The pineapple market crashed, however, with the advent of canning (a French invention of the early 1820s). Suddenly the issues that had plagued the transport of pineapple were eliminated. Pineapples could be chopped up and canned—either in glass jars or tin cans—in their Caribbean fields. They could survive indefinite travel and extreme heat or cold in their oxygen-free cage.

The price of pineapple, in its then new, but now familiar, canned form, plummeted. No longer extravagantly expensive, pineapple was now available for a penny-a-poke, one piece at a time, to working-class Londoners.
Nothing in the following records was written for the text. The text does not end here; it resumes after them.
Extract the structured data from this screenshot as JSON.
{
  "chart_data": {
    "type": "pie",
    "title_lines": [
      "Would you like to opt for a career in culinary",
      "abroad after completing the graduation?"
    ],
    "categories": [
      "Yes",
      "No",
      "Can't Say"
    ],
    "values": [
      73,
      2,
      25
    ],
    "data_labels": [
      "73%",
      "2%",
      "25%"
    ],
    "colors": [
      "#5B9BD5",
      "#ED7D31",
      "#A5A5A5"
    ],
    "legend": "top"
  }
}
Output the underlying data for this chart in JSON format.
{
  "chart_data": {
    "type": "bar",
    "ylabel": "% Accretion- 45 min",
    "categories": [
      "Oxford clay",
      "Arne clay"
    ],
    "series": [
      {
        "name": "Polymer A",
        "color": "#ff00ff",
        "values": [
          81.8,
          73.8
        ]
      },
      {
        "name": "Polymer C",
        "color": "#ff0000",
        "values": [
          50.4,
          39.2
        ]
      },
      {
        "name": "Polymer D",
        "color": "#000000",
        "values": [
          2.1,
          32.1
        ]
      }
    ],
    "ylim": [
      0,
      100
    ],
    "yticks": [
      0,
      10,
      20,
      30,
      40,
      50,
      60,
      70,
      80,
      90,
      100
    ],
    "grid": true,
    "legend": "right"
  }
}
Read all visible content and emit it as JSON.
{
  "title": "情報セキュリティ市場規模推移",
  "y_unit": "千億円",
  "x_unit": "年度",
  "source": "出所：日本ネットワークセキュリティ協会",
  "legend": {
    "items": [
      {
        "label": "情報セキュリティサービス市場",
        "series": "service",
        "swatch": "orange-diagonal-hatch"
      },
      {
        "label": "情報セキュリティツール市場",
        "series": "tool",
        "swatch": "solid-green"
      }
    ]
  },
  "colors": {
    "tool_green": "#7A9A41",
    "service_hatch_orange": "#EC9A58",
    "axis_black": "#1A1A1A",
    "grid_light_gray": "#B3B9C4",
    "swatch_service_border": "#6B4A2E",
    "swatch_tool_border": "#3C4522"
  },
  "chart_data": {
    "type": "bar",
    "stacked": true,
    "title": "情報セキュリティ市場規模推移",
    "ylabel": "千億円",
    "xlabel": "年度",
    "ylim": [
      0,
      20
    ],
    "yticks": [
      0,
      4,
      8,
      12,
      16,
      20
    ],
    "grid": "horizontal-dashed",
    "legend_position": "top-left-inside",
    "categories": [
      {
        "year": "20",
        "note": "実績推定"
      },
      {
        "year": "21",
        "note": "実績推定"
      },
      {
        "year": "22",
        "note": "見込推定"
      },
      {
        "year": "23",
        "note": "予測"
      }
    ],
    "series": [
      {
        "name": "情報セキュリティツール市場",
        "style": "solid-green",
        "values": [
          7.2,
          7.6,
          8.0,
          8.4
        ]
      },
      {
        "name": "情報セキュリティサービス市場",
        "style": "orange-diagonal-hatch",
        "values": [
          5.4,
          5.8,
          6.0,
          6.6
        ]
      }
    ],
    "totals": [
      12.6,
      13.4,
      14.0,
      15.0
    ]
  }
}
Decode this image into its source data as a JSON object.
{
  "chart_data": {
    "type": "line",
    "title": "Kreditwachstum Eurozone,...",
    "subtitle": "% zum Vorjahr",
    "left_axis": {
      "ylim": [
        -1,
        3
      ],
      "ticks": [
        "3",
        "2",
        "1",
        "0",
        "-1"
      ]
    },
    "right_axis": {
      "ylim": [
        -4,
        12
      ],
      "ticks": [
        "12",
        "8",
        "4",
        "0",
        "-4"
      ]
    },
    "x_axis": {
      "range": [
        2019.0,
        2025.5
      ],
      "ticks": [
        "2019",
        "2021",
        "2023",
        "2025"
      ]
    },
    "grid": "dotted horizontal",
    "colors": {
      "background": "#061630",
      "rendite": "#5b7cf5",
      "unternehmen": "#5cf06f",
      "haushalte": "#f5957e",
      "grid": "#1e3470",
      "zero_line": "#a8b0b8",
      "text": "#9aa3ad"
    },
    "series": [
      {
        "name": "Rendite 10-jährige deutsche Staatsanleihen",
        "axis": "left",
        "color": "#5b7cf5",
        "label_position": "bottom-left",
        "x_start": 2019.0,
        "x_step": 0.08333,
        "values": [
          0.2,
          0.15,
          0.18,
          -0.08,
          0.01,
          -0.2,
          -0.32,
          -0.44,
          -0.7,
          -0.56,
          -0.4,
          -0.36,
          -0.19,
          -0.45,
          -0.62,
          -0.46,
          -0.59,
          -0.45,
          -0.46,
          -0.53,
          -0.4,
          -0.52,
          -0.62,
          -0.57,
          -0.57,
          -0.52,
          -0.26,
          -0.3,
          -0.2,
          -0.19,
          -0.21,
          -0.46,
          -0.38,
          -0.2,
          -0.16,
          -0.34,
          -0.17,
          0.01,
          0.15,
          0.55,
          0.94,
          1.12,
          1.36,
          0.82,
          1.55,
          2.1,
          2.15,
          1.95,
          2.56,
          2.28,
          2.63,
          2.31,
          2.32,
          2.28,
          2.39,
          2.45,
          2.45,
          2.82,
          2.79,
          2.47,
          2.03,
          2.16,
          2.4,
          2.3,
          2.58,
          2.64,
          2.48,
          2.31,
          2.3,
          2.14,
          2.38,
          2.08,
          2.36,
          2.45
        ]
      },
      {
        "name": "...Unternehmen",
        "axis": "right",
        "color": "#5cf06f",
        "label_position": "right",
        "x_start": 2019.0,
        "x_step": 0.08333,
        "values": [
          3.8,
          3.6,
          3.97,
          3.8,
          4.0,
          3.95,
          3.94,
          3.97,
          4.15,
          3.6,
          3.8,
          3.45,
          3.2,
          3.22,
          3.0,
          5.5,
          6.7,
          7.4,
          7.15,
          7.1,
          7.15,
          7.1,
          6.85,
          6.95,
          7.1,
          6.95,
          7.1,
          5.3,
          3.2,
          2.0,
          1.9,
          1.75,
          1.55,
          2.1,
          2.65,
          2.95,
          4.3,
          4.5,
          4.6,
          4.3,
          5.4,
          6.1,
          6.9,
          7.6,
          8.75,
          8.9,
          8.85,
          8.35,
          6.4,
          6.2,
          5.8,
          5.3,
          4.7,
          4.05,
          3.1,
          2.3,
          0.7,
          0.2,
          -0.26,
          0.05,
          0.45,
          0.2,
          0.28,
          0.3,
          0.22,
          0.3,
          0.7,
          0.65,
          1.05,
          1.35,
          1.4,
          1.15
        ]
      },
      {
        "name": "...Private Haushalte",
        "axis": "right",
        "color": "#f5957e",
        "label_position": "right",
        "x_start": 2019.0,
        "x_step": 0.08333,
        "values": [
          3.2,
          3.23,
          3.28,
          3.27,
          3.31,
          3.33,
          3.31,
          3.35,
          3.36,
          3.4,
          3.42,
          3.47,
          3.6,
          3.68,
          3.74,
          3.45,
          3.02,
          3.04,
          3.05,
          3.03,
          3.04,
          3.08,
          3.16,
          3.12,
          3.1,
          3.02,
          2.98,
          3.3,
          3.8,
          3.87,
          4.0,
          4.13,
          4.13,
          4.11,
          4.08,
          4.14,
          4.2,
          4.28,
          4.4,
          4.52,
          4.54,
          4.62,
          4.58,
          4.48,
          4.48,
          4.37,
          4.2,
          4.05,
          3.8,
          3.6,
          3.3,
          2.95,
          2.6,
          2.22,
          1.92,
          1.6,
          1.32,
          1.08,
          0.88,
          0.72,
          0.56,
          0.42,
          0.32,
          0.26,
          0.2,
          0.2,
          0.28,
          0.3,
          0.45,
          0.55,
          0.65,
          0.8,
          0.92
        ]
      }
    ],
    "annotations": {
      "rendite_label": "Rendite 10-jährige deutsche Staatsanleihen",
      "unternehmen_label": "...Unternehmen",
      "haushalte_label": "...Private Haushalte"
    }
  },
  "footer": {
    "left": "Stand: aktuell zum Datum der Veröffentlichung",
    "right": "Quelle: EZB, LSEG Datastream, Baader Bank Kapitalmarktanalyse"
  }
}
What was a socially mobile, snootily aspirational, middle-class professional to do?

They’d spent decades perfecting pineapple confectionary, pineapple suppers, and pineapple centerpieces specifically to show off something poor people couldn’t get. Now on every trip to Fortnum & Mason, they’d have to step around some cockney urchin munching on a piece of pineapple, this grand fruit of kings, just inches from the gutter! Unconscionable!

Luckily, the proprietors of places like Fortnum & Mason in London had a solution—they packaged into shapely glass jars with decorative labels the same fruit, from the same islands, as what was pouring into England’s ports in “tinnies.” They sold the jarred fruit to the Victorian middle class for more than twice the price working-class Londoners would pay on the docks.

And so, the pineapple in Victorian England became the prototype for thousands of foods and food trends and restaurants since. The middle class, in an attempt to distance itself from the working class, pays twice as much for the same product in order to feel more like the upper class.

Meanwhile, the upper class had already moved on to finer tastes and the emerging merchant class, the people dumping pineapple chunks from a can into a jar, then jacking up the price, quietly gained economic advantage.

The history of the pineapple is capitalism at its best—for a price, everyone gets to feel exactly how he or she wants to feel, but the product never has to change.